In this article by Amarpreet Singh Bassan and Debarchan Sarkar, authors of Mastering SQL Server 2014 Data Mining, we will begin our discussion with an introduction to the data mining life cycle, and this article will focus on its first three stages. You are expected to have basic understanding of the Microsoft business intelligence stack and familiarity of terms such as extract, transform, and load (ETL), data warehouse, and so on.

(For more resources related to this topic, see here.)

Data mining life cycle

Before going into further details, it is important to understand the various stages of the data mining life cycle. The data mining life cycle can be broadly classified into the following steps:

Understanding the business requirement.
Understanding the data.
Preparing the data for the analysis.
Preparing the data mining models.
Evaluating the results of the analysis prepared with the models.
Deploying the models to the SQL Server Analysis Services Server.
Repeating steps 1 to 6 in case the business requirement changes.

Let's look at each of these stages in detail.

The first and foremost task that needs to be well defined even before beginning the mining process is to identify the goals. This is a crucial part of the data mining exercise and you need to understand the following questions:

What and whom are we targeting?
What is the outcome we are targeting?
What is the time frame for which we have the data and what is the target time period that our data is going to forecast?
What would the success measures look like?

Let's define a classic problem and understand more about the preceding questions. We can use them to discuss how to extract the information rather than spending our time on defining the schema.

Consider an instance where you are a salesman for the AdventureWorks Cycle company, and you need to make predictions that could be used in marketing the products. The problem sounds simple and straightforward, but any serious data miner would immediately come up with many questions. Why? The answer lies in the exactness of the information being searched for. Let's discuss this in detail.

The problem statement comprises the words predictions and marketing. When we talk about predictions, there are several insights that we seek, namely:

What is it that we are predicting? (for example: customers, product sales, and so on)
What is the time period of the data that we are selecting for prediction?
What time period are we going to have the prediction for?
What is the expected outcome of the prediction exercise?

From the marketing point of view, several follow-up questions that must be answered are as follows:

What is our target for marketing, a new product or an older product?
Is our marketing strategy product centric or customer centric? Are we going to market our product irrespective of the customer classification, or are we marketing our product according to customer classification?
On what timeline in the past is our marketing going to be based on?

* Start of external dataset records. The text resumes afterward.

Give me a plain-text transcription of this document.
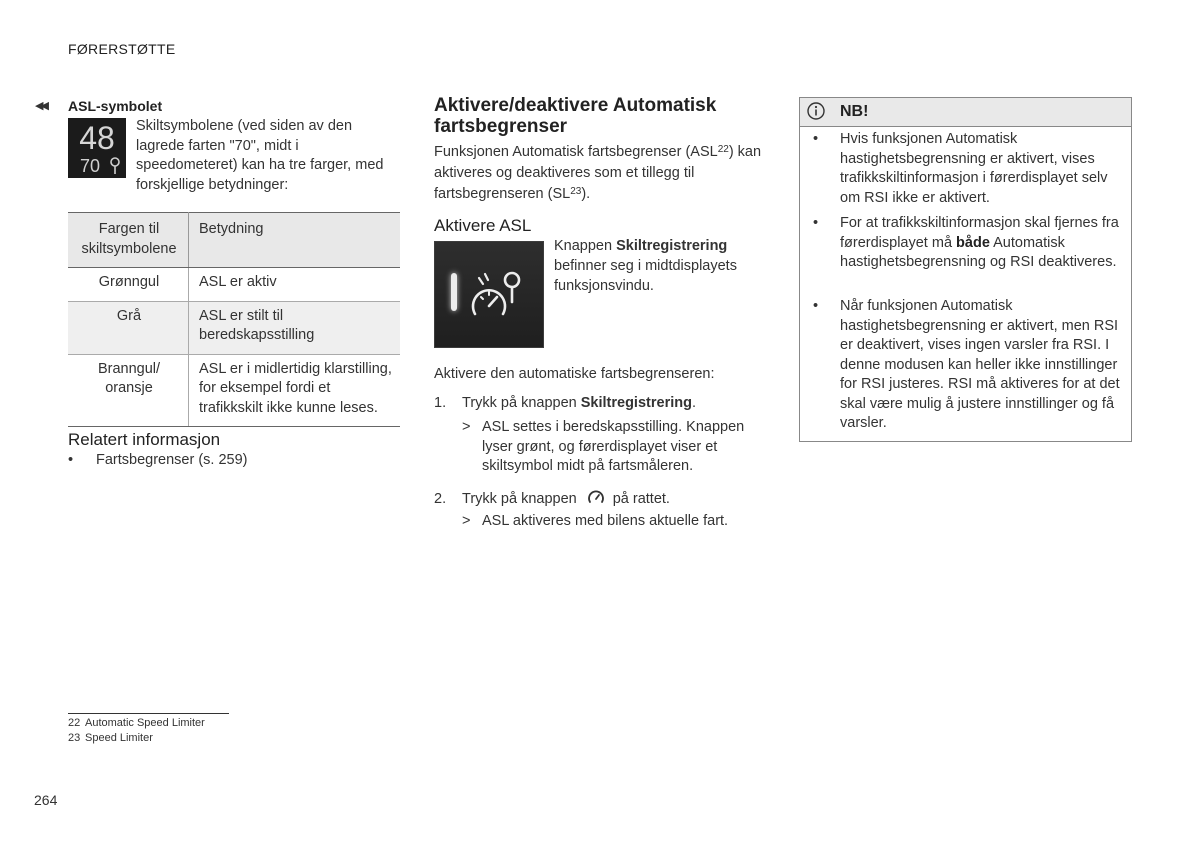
FØRERSTØTTE
◀◀ ASL-symbolet
48
70
Skiltsymbolene (ved siden av den lagrede farten "70", midt i speedometeret) kan ha tre farger, med forskjellige betydninger:
Fargen til skiltsymbolene	Betydning
Grønngul	ASL er aktiv
Grå	ASL er stilt til beredskapsstilling
Branngul/ oransje	ASL er i midlertidig klarstilling, for eksempel fordi et trafikkskilt ikke kunne leses.
Relatert informasjon
• Fartsbegrenser (s. 259)
Aktivere/deaktivere Automatisk fartsbegrenser
Funksjonen Automatisk fartsbegrenser (ASL$^{22}$) kan aktiveres og deaktiveres som et tillegg til fartsbegrenseren (SL$^{23}$).
Aktivere ASL
Knappen Skiltregistrering befinner seg i midtdisplayets funksjonsvindu.
Aktivere den automatiske fartsbegrenseren:
1. Trykk på knappen Skiltregistrering.
> ASL settes i beredskapsstilling. Knappen lyser grønt, og førerdisplayet viser et skiltsymbol midt på fartsmåleren.
2. Trykk på knappen på rattet.
> ASL aktiveres med bilens aktuelle fart.
NB!
• Hvis funksjonen Automatisk hastighetsbegrensning er aktivert, vises trafikkskiltinformasjon i førerdisplayet selv om RSI ikke er aktivert.
• For at trafikkskiltinformasjon skal fjernes fra førerdisplayet må både Automatisk hastighetsbegrensning og RSI deaktiveres.
• Når funksjonen Automatisk hastighetsbegrensning er aktivert, men RSI er deaktivert, vises ingen varsler fra RSI. I denne modusen kan heller ikke innstillinger for RSI justeres. RSI må aktiveres for at det skal være mulig å justere innstillinger og få varsler.
22 Automatic Speed Limiter
23 Speed Limiter
264
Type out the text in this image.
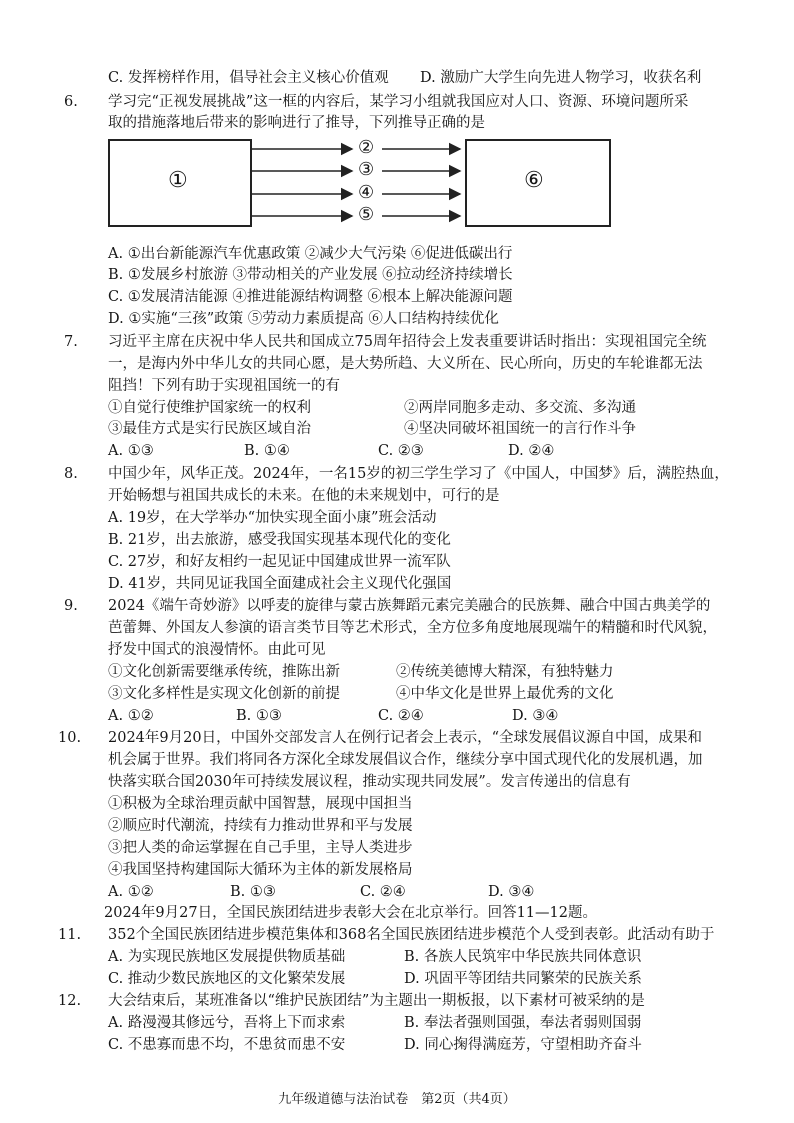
C. 发挥榜样作用，倡导社会主义核心价值观 D. 激励广大学生向先进人物学习，收获名利
6. 学习完“正视发展挑战”这一框的内容后，某学习小组就我国应对人口、资源、环境问题所采
取的措施落地后带来的影响进行了推导，下列推导正确的是
①
②
③
④
⑤
⑥
A. ①出台新能源汽车优惠政策 ②减少大气污染 ⑥促进低碳出行
B. ①发展乡村旅游 ③带动相关的产业发展 ⑥拉动经济持续增长
C. ①发展清洁能源 ④推进能源结构调整 ⑥根本上解决能源问题
D. ①实施“三孩”政策 ⑤劳动力素质提高 ⑥人口结构持续优化
7. 习近平主席在庆祝中华人民共和国成立75周年招待会上发表重要讲话时指出：实现祖国完全统
一，是海内外中华儿女的共同心愿，是大势所趋、大义所在、民心所向，历史的车轮谁都无法
阻挡！下列有助于实现祖国统一的有
①自觉行使维护国家统一的权利	②两岸同胞多走动、多交流、多沟通
③最佳方式是实行民族区域自治	④坚决同破坏祖国统一的言行作斗争
A. ①③	B. ①④	C. ②③	D. ②④
8. 中国少年，风华正茂。2024年，一名15岁的初三学生学习了《中国人，中国梦》后，满腔热血，
开始畅想与祖国共成长的未来。在他的未来规划中，可行的是
A. 19岁，在大学举办“加快实现全面小康”班会活动
B. 21岁，出去旅游，感受我国实现基本现代化的变化
C. 27岁，和好友相约一起见证中国建成世界一流军队
D. 41岁，共同见证我国全面建成社会主义现代化强国
9. 2024《端午奇妙游》以呼麦的旋律与蒙古族舞蹈元素完美融合的民族舞、融合中国古典美学的
芭蕾舞、外国友人参演的语言类节目等艺术形式，全方位多角度地展现端午的精髓和时代风貌，
抒发中国式的浪漫情怀。由此可见
①文化创新需要继承传统，推陈出新	②传统美德博大精深，有独特魅力
③文化多样性是实现文化创新的前提	④中华文化是世界上最优秀的文化
A. ①②	B. ①③	C. ②④	D. ③④
10. 2024年9月20日，中国外交部发言人在例行记者会上表示，“全球发展倡议源自中国，成果和
机会属于世界。我们将同各方深化全球发展倡议合作，继续分享中国式现代化的发展机遇，加
快落实联合国2030年可持续发展议程，推动实现共同发展”。发言传递出的信息有
①积极为全球治理贡献中国智慧，展现中国担当
②顺应时代潮流，持续有力推动世界和平与发展
③把人类的命运掌握在自己手里，主导人类进步
④我国坚持构建国际大循环为主体的新发展格局
A. ①②	B. ①③	C. ②④	D. ③④
2024年9月27日，全国民族团结进步表彰大会在北京举行。回答11—12题。
11. 352个全国民族团结进步模范集体和368名全国民族团结进步模范个人受到表彰。此活动有助于
A. 为实现民族地区发展提供物质基础	B. 各族人民筑牢中华民族共同体意识
C. 推动少数民族地区的文化繁荣发展	D. 巩固平等团结共同繁荣的民族关系
12. 大会结束后，某班准备以“维护民族团结”为主题出一期板报，以下素材可被采纳的是
A. 路漫漫其修远兮，吾将上下而求索	B. 奉法者强则国强，奉法者弱则国弱
C. 不患寡而患不均，不患贫而患不安	D. 同心掬得满庭芳，守望相助齐奋斗
九年级道德与法治试卷　第2页（共4页）
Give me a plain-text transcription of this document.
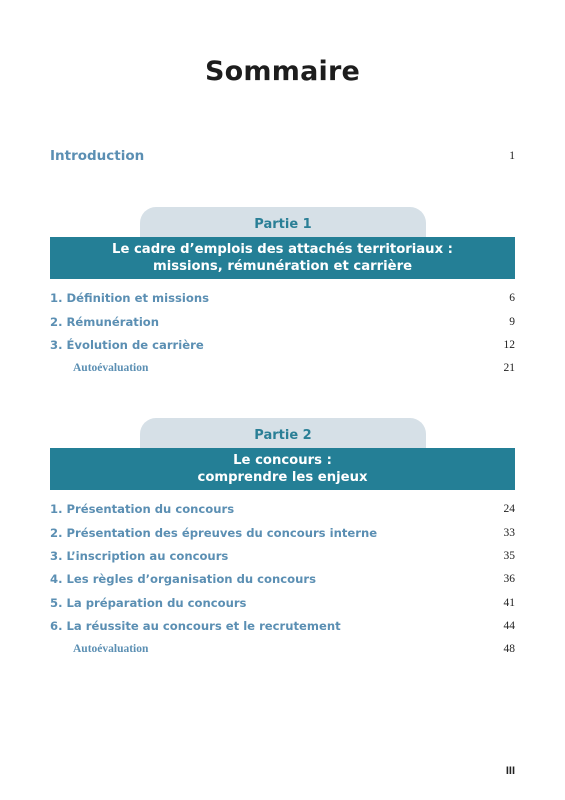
Sommaire
Introduction	1
Partie 1
Le cadre d’emplois des attachés territoriaux :
missions, rémunération et carrière
1. Définition et missions	6
2. Rémunération	9
3. Évolution de carrière	12
Autoévaluation	21
Partie 2
Le concours :
comprendre les enjeux
1. Présentation du concours	24
2. Présentation des épreuves du concours interne	33
3. L’inscription au concours	35
4. Les règles d’organisation du concours	36
5. La préparation du concours	41
6. La réussite au concours et le recrutement	44
Autoévaluation	48
III
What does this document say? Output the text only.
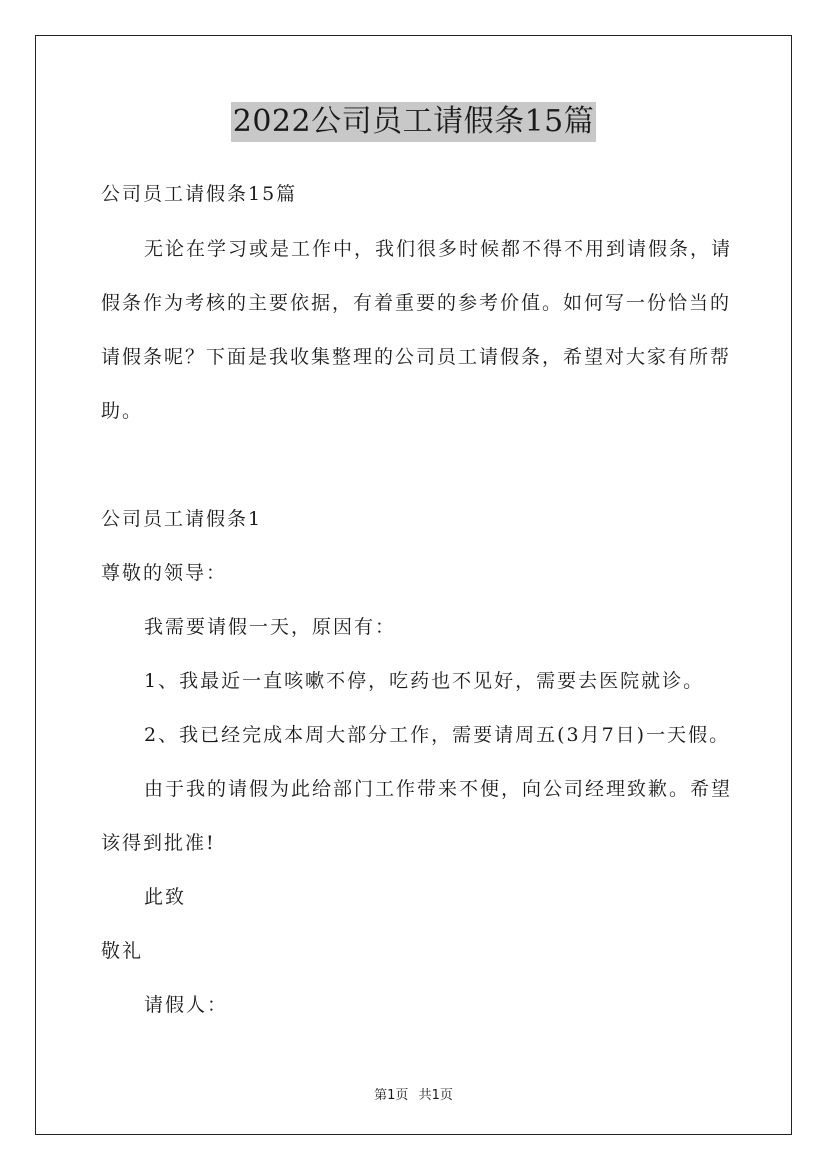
2022公司员工请假条15篇
公司员工请假条15篇
无论在学习或是工作中，我们很多时候都不得不用到请假条，请
假条作为考核的主要依据，有着重要的参考价值。如何写一份恰当的
请假条呢？下面是我收集整理的公司员工请假条，希望对大家有所帮
助。
公司员工请假条1
尊敬的领导：
我需要请假一天，原因有：
1、我最近一直咳嗽不停，吃药也不见好，需要去医院就诊。
2、我已经完成本周大部分工作，需要请周五(3月7日)一天假。
由于我的请假为此给部门工作带来不便，向公司经理致歉。希望
该得到批准!
此致
敬礼
请假人：
第1页 共1页
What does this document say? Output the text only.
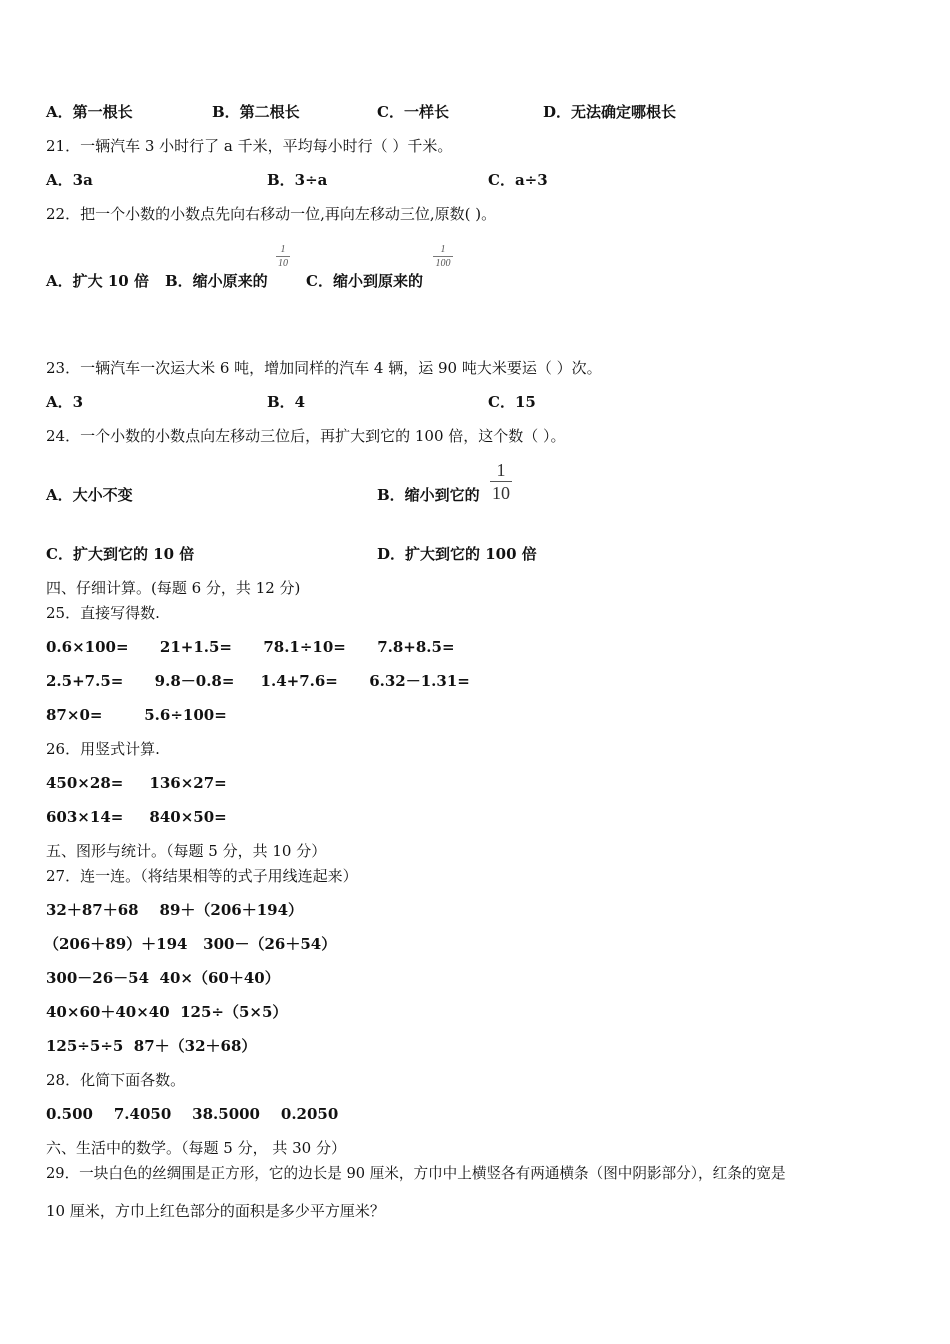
A．第一根长	B．第二根长	C．一样长	D．无法确定哪根长
21．一辆汽车 3 小时行了 a 千米，平均每小时行（ ）千米。
A．3a	B．3÷a	C．a÷3
22．把一个小数的小数点先向右移动一位,再向左移动三位,原数( )。
A．扩大 10 倍 B．缩小原来的
1
10
C．缩小到原来的
1
100
23．一辆汽车一次运大米 6 吨，增加同样的汽车 4 辆，运 90 吨大米要运（ ）次。
A．3	B．4	C．15
24．一个小数的小数点向左移动三位后，再扩大到它的 100 倍，这个数（ ）。
A．大小不变	B．缩小到它的
1
10
C．扩大到它的 10 倍	D．扩大到它的 100 倍
四、仔细计算。(每题 6 分，共 12 分)
25．直接写得数.
0.6×100=      21+1.5=      78.1÷10=      7.8+8.5=
2.5+7.5=      9.8－0.8=     1.4+7.6=      6.32－1.31=
87×0=        5.6÷100=
26．用竖式计算.
450×28=     136×27=
603×14=     840×50=
五、图形与统计。（每题 5 分，共 10 分）
27．连一连。（将结果相等的式子用线连起来）
32＋87＋68    89＋（206＋194）
（206＋89）＋194   300－（26＋54）
300－26－54  40×（60＋40）
40×60＋40×40  125÷（5×5）
125÷5÷5  87＋（32＋68）
28．化简下面各数。
0.500    7.4050    38.5000    0.2050
六、生活中的数学。（每题 5 分， 共 30 分）
29．一块白色的丝绸围是正方形，它的边长是 90 厘米，方巾中上横竖各有两通横条（图中阴影部分），红条的宽是
10 厘米，方巾上红色部分的面积是多少平方厘米？
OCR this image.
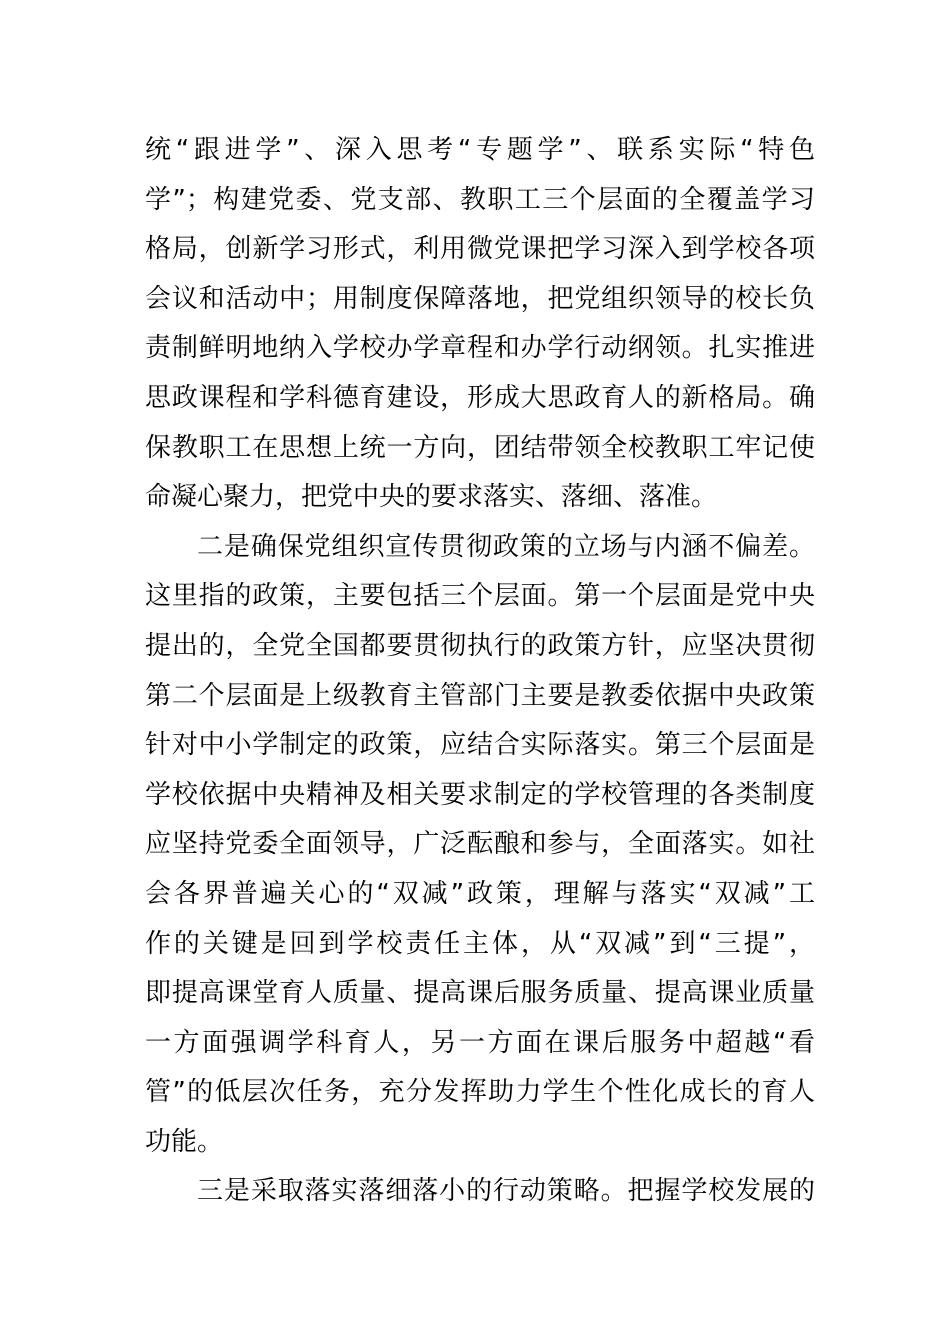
统“跟进学”、深入思考“专题学”、联系实际“特色
学”；构建党委、党支部、教职工三个层面的全覆盖学习
格局，创新学习形式，利用微党课把学习深入到学校各项
会议和活动中；用制度保障落地，把党组织领导的校长负
责制鲜明地纳入学校办学章程和办学行动纲领。扎实推进
思政课程和学科德育建设，形成大思政育人的新格局。确
保教职工在思想上统一方向，团结带领全校教职工牢记使
命凝心聚力，把党中央的要求落实、落细、落准。
二是确保党组织宣传贯彻政策的立场与内涵不偏差。
这里指的政策，主要包括三个层面。第一个层面是党中央
提出的，全党全国都要贯彻执行的政策方针，应坚决贯彻
第二个层面是上级教育主管部门主要是教委依据中央政策
针对中小学制定的政策，应结合实际落实。第三个层面是
学校依据中央精神及相关要求制定的学校管理的各类制度
应坚持党委全面领导，广泛酝酿和参与，全面落实。如社
会各界普遍关心的“双减”政策，理解与落实“双减”工
作的关键是回到学校责任主体，从“双减”到“三提”，
即提高课堂育人质量、提高课后服务质量、提高课业质量
一方面强调学科育人，另一方面在课后服务中超越“看
管”的低层次任务，充分发挥助力学生个性化成长的育人
功能。
三是采取落实落细落小的行动策略。把握学校发展的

We might observe that there are many questions that overlap the two categories and therefore, there is an opportunity to consolidate the questions and classify them as follows:

What is the population that we are targeting?
What are the factors that we will actually be looking at?
What is the time period of the past data that we will be looking at?
What is the time period in the future that we will be considering the data mining results for?

Let's throw some light on these aspects based on the AdventureWorks example. We will get answers to the preceding questions and arrive at a more refined problem statement.

What is the population that we are targeting? The target population might be classified according to the following aspects:

Age
Salary
Number of kids

What are the factors that we are actually looking at? They might be classified as follows:

Geographical location: The people living in hilly areas would prefer All Terrain Bikes (ATB) and the population on plains would prefer daily commute bikes.
Household: The people living in posh areas would look for bikes with the latest gears and also look for accessories that are state of the art, whereas people in the suburban areas would mostly look for budgetary bikes.
Affinity of components: The people who tend to buy bikes would also buy some accessories.

What is the time period of the past data that we would be looking at? Usually, the data that we get is quite huge and often consists of the information that we might very adequately label as noise. In order to sieve effective information, we will have to determine exactly how much into the past we should look; for example, we can look at the data for the past year, past two years, or past five years.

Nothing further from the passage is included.